Is your payment service provider protecting you? Find out!
Whether your business accepts credit cards online, in person or a combination of these, you need to know that your payment service provider has your back. If you underestimate the importance of protecting your customers’ sensitive data, you risk costing your company thousands of dollars and its reputation among consumers.
Here are some key ways that a payment service provider can help protect the credit card transactions that you run in-store.
- Encryption. Encryption is used to translate plain text sensitive data into an encrypted code before it is sent across the network for processing. This way, if fraudsters intercept the data it will not be useful. You may choose to encrypt the data itself, the transmission path along the processing network or both depending on the solution.
- Tokenization. Tokenization is the process by which real credit card data is replaced with a “token”—also known as an alias—to be used throughout the transaction process. When tokenization is used, the real card data is saved (in case it’s needed in the future for a return or void, for example) in a highly secure server that is completely separate from the rest of the payments system. However, in most cases, this real information never needs to be retrieved and thus remains in that server. It’s important to note that, with tokenization in place, you can limit your employees’ view of sensitive data so that certain employees only have access to tokens rather than full card number view. For many cashiers who only ever process initial transactions—versus managers who may sometimes ring returns—seeing tokens in your payments system will be enough information to complete their daily job tasks. In this way, you are protecting not only your customers’ sensitive data but also the liability of your individual employees.
- EMV chip cards. By now you’ve surely heard about the introduction of EMV chip cards to the United States. U.S. merchants and financial institutions have begun transitioning all credit and debit cards from traditional magnetic stripe cards to the new cards with an embedded chip in accordance with the October 1, 2015 mandate. As part of this shift, merchants must upgrade their POS terminals to accept the new payment method or risk liability for card-present fraud involving a chip card. Choosing a payment service provider that is committed to staying abreast of the latest technologies, including EMV chip card acceptance terminals is a great way to protect your business.

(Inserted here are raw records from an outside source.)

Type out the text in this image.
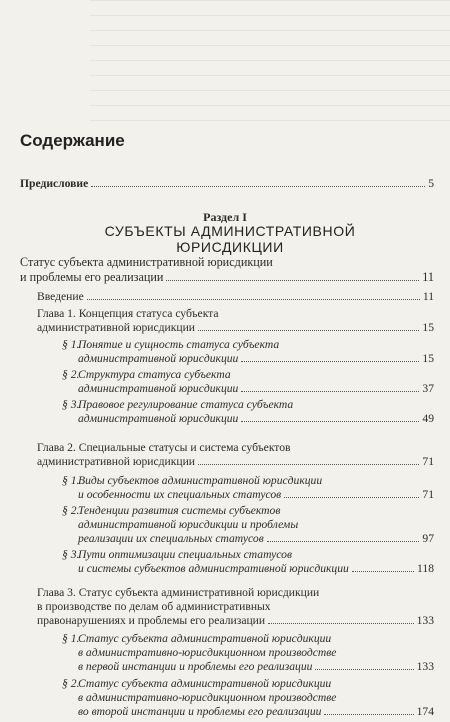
Содержание
Предисловие	5
Раздел I
СУБЪЕКТЫ АДМИНИСТРАТИВНОЙ
ЮРИСДИКЦИИ
Статус субъекта административной юрисдикции
и проблемы его реализации	11
Введение	11
Глава 1. Концепция статуса субъекта
административной юрисдикции	15
§ 1.
Понятие и сущность статуса субъекта
административной юрисдикции	15
§ 2.
Структура статуса субъекта
административной юрисдикции	37
§ 3.
Правовое регулирование статуса субъекта
административной юрисдикции	49
Глава 2. Специальные статусы и система субъектов
административной юрисдикции	71
§ 1.
Виды субъектов административной юрисдикции
и особенности их специальных статусов	71
§ 2.
Тенденции развития системы субъектов
административной юрисдикции и проблемы
реализации их специальных статусов	97
§ 3.
Пути оптимизации специальных статусов
и системы субъектов административной юрисдикции	118
Глава 3. Статус субъекта административной юрисдикции
в производстве по делам об административных
правонарушениях и проблемы его реализации	133
§ 1.
Статус субъекта административной юрисдикции
в административно-юрисдикционном производстве
в первой инстанции и проблемы его реализации	133
§ 2.
Статус субъекта административной юрисдикции
в административно-юрисдикционном производстве
во второй инстанции и проблемы его реализации	174
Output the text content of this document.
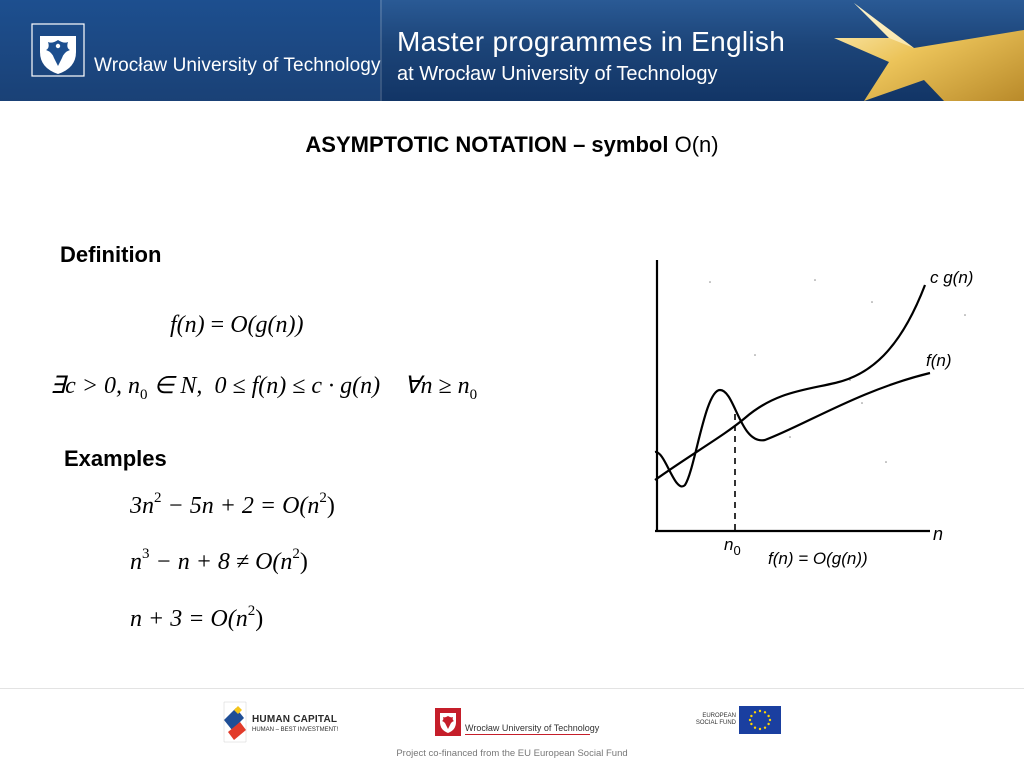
Wrocław University of Technology
Master programmes in English
at Wrocław University of Technology
ASYMPTOTIC NOTATION – symbol O(n)
Definition
f(n) = O(g(n))
∃c > 0, $n_0$ ∈ N, 0 ≤ f(n) ≤ c · g(n) ∀n ≥ $n_0$
Examples
$3n^2 - 5n + 2 = O(n^2)$
$n^3 - n + 8 \ne O(n^2)$
$n + 3 = O(n^2)$
c g(n)
f(n)
n
$n_0$ f(n) = O(g(n))
HUMAN CAPITAL
HUMAN – BEST INVESTMENT!	Wrocław University of Technology
EUROPEAN SOCIAL FUND
Project co-financed from the EU European Social Fund
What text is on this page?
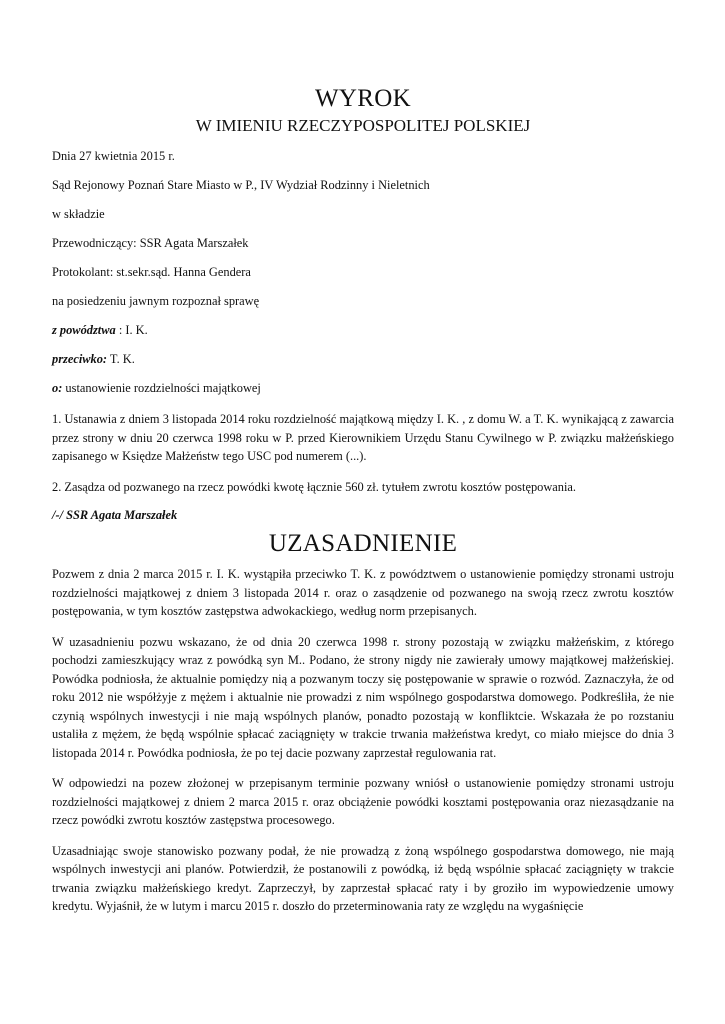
WYROK
W IMIENIU RZECZYPOSPOLITEJ POLSKIEJ

Dnia 27 kwietnia 2015 r.

Sąd Rejonowy Poznań Stare Miasto w P., IV Wydział Rodzinny i Nieletnich

w składzie

Przewodniczący: SSR Agata Marszałek

Protokolant: st.sekr.sąd. Hanna Gendera

na posiedzeniu jawnym rozpoznał sprawę

z powództwa : I. K.

przeciwko: T. K.

o: ustanowienie rozdzielności majątkowej

1. Ustanawia z dniem 3 listopada 2014 roku rozdzielność majątkową między I. K. , z domu W. a T. K. wynikającą z zawarcia przez strony w dniu 20 czerwca 1998 roku w P. przed Kierownikiem Urzędu Stanu Cywilnego w P. związku małżeńskiego zapisanego w Księdze Małżeństw tego USC pod numerem (...).

2. Zasądza od pozwanego na rzecz powódki kwotę łącznie 560 zł. tytułem zwrotu kosztów postępowania.

/-/ SSR Agata Marszałek

UZASADNIENIE

Pozwem z dnia 2 marca 2015 r. I. K. wystąpiła przeciwko T. K. z powództwem o ustanowienie pomiędzy stronami ustroju rozdzielności majątkowej z dniem 3 listopada 2014 r. oraz o zasądzenie od pozwanego na swoją rzecz zwrotu kosztów postępowania, w tym kosztów zastępstwa adwokackiego, według norm przepisanych.

W uzasadnieniu pozwu wskazano, że od dnia 20 czerwca 1998 r. strony pozostają w związku małżeńskim, z którego pochodzi zamieszkujący wraz z powódką syn M.. Podano, że strony nigdy nie zawierały umowy majątkowej małżeńskiej. Powódka podniosła, że aktualnie pomiędzy nią a pozwanym toczy się postępowanie w sprawie o rozwód. Zaznaczyła, że od roku 2012 nie współżyje z mężem i aktualnie nie prowadzi z nim wspólnego gospodarstwa domowego. Podkreśliła, że nie czynią wspólnych inwestycji i nie mają wspólnych planów, ponadto pozostają w konfliktcie. Wskazała że po rozstaniu ustaliła z mężem, że będą wspólnie spłacać zaciągnięty w trakcie trwania małżeństwa kredyt, co miało miejsce do dnia 3 listopada 2014 r. Powódka podniosła, że po tej dacie pozwany zaprzestał regulowania rat.

W odpowiedzi na pozew złożonej w przepisanym terminie pozwany wniósł o ustanowienie pomiędzy stronami ustroju rozdzielności majątkowej z dniem 2 marca 2015 r. oraz obciążenie powódki kosztami postępowania oraz niezasądzanie na rzecz powódki zwrotu kosztów zastępstwa procesowego.

Uzasadniając swoje stanowisko pozwany podał, że nie prowadzą z żoną wspólnego gospodarstwa domowego, nie mają wspólnych inwestycji ani planów. Potwierdził, że postanowili z powódką, iż będą wspólnie spłacać zaciągnięty w trakcie trwania związku małżeńskiego kredyt. Zaprzeczył, by zaprzestał spłacać raty i by groziło im wypowiedzenie umowy kredytu. Wyjaśnił, że w lutym i marcu 2015 r. doszło do przeterminowania raty ze względu na wygaśnięcie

Here are a couple types of payments protection that a payment service provider can offer your business to safeguard your data and your customers’ valuable information.
- Secure sockets layer (SSL). Quite common in the world of eCommerce, SSL is a standard security technology for creating an encrypted link between a web server (your website) and a browser (where your customer does his or her shopping). When you have an SSL in place, your website can safely transmit sensitive data including credit card numbers, expiration dates and customer names. Since the SSL encrypts the data in transit, it isn’t sent in plain text like data between websites normally would be. When you have a SSL on your website, your URL will begin with “https” instead of the standard “http”—a feature that many of today’s savvy consumers are coming to associate with secure online shopping.
- Address verification system (AVS). If you ever shop online, you have probably used AVS and not even realized it. AVS is a system that verifies the address of a person attempting to use a credit card. AVS checks the “billing address” that a customer enters on an eCommerce website against the billing address that the credit card company has on file for the cardholder. It’s important to note that AVS only verifies the numeric portion of the address, such as the house number and ZIP code. However, it can still be a great way to help combat online payments fraud since thieves armed with stolen credit cards often don’t have the complete address associated with that card.